To be honest, there have also been moments when I questioned what Kiera might be able to do – such as become a nurse – but she has proven me wrong every time. And there have also been long periods of silence. As a mother of two teenagers and a full-time student myself, I had plenty to keep me busy. But I did wonder at times if we would ever see this project through to the end.
Thankfully, we always manage to reconnect and finally we are about to draw our documentary project to a close. I’ll admit the finale is staged—literally, as on the stage of the Newmark Theater here in Portland. I like organizing performances that bring people together in honor of a good cause.
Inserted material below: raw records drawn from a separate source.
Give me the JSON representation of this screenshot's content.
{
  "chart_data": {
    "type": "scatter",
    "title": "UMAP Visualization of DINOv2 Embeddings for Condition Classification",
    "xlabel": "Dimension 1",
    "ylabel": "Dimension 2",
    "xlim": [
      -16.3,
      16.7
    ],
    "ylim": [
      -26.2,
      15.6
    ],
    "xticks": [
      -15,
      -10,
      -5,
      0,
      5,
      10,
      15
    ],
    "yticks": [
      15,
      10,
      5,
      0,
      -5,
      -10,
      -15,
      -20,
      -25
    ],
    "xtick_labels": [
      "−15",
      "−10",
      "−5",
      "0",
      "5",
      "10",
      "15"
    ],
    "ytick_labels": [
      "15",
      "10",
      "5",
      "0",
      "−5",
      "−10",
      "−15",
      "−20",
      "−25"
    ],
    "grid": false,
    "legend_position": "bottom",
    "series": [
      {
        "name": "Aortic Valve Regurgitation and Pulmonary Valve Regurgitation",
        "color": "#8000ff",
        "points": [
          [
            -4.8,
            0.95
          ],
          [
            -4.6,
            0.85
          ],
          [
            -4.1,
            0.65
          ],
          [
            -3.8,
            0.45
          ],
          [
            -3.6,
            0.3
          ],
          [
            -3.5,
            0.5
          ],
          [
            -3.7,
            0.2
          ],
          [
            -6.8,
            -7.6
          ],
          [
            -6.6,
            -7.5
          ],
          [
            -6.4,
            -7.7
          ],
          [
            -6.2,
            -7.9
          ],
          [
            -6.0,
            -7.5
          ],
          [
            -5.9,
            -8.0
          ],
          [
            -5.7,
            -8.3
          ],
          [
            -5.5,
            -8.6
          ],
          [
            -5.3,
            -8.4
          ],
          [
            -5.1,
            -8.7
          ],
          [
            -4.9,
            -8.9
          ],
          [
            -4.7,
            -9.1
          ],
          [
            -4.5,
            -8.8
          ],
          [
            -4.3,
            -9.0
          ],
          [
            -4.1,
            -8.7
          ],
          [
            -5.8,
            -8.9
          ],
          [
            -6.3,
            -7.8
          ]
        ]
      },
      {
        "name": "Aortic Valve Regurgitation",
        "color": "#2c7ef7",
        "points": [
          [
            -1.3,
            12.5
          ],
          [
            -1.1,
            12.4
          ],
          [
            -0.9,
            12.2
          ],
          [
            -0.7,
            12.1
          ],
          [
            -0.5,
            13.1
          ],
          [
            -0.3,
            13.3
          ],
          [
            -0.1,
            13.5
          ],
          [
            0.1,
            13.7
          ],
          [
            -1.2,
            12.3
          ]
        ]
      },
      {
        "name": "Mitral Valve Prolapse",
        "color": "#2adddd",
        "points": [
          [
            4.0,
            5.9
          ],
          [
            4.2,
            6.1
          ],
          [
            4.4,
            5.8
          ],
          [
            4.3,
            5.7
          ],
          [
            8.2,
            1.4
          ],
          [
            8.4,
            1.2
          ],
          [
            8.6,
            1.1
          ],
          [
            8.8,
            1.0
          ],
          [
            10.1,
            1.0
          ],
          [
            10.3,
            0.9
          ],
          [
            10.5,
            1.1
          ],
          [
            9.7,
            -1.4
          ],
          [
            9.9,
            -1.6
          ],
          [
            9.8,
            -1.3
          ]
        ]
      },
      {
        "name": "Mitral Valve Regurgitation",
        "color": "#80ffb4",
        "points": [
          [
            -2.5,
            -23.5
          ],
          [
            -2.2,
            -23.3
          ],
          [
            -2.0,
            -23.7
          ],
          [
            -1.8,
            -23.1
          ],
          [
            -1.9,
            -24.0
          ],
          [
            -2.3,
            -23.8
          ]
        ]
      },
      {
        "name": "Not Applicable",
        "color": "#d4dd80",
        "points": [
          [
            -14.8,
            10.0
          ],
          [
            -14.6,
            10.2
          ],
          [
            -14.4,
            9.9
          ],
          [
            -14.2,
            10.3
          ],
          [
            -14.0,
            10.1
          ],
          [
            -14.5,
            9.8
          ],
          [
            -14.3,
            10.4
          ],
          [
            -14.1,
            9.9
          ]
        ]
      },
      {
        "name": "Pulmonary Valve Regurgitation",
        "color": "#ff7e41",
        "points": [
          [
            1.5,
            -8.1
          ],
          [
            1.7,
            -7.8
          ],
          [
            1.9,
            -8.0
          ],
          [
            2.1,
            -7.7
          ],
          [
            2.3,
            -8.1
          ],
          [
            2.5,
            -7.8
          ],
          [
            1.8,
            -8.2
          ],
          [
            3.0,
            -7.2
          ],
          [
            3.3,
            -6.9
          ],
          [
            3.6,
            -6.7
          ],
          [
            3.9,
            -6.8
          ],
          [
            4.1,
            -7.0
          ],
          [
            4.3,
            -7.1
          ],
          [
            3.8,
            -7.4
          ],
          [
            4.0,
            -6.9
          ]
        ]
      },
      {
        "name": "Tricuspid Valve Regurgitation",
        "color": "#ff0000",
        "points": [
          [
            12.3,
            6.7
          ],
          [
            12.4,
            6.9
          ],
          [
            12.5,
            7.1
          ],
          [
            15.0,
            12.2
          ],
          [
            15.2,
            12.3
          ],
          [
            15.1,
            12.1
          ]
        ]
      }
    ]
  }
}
This will be my fourth such event and it’s the biggest yet—this time celebrating arts as a way of overcoming adversity.
To cover the costs of the concert and a whole host of other expenses we are crowd funding to raise money. It’s all or nothing with Kickstarter, but I’m realizing that this platform is the future for creative people who want to sell their work directly to the public. The outreach and marketing it involves builds the network to receive a project when it is finally finished. Even still, it feels a lot like jumping off a bridge and hoping your parachute opens.
One thing about getting older—I have more experience of both succeeding and failing and that makes taking risks frightening at times. When I remember that life is a process and I will learn something from everything I do then it gets a little easier. In any case, I am a better person for knowing Kiera and Uriah. My gift to them is directing and producing this documentary so that more people will know these two courageous and beautiful young women.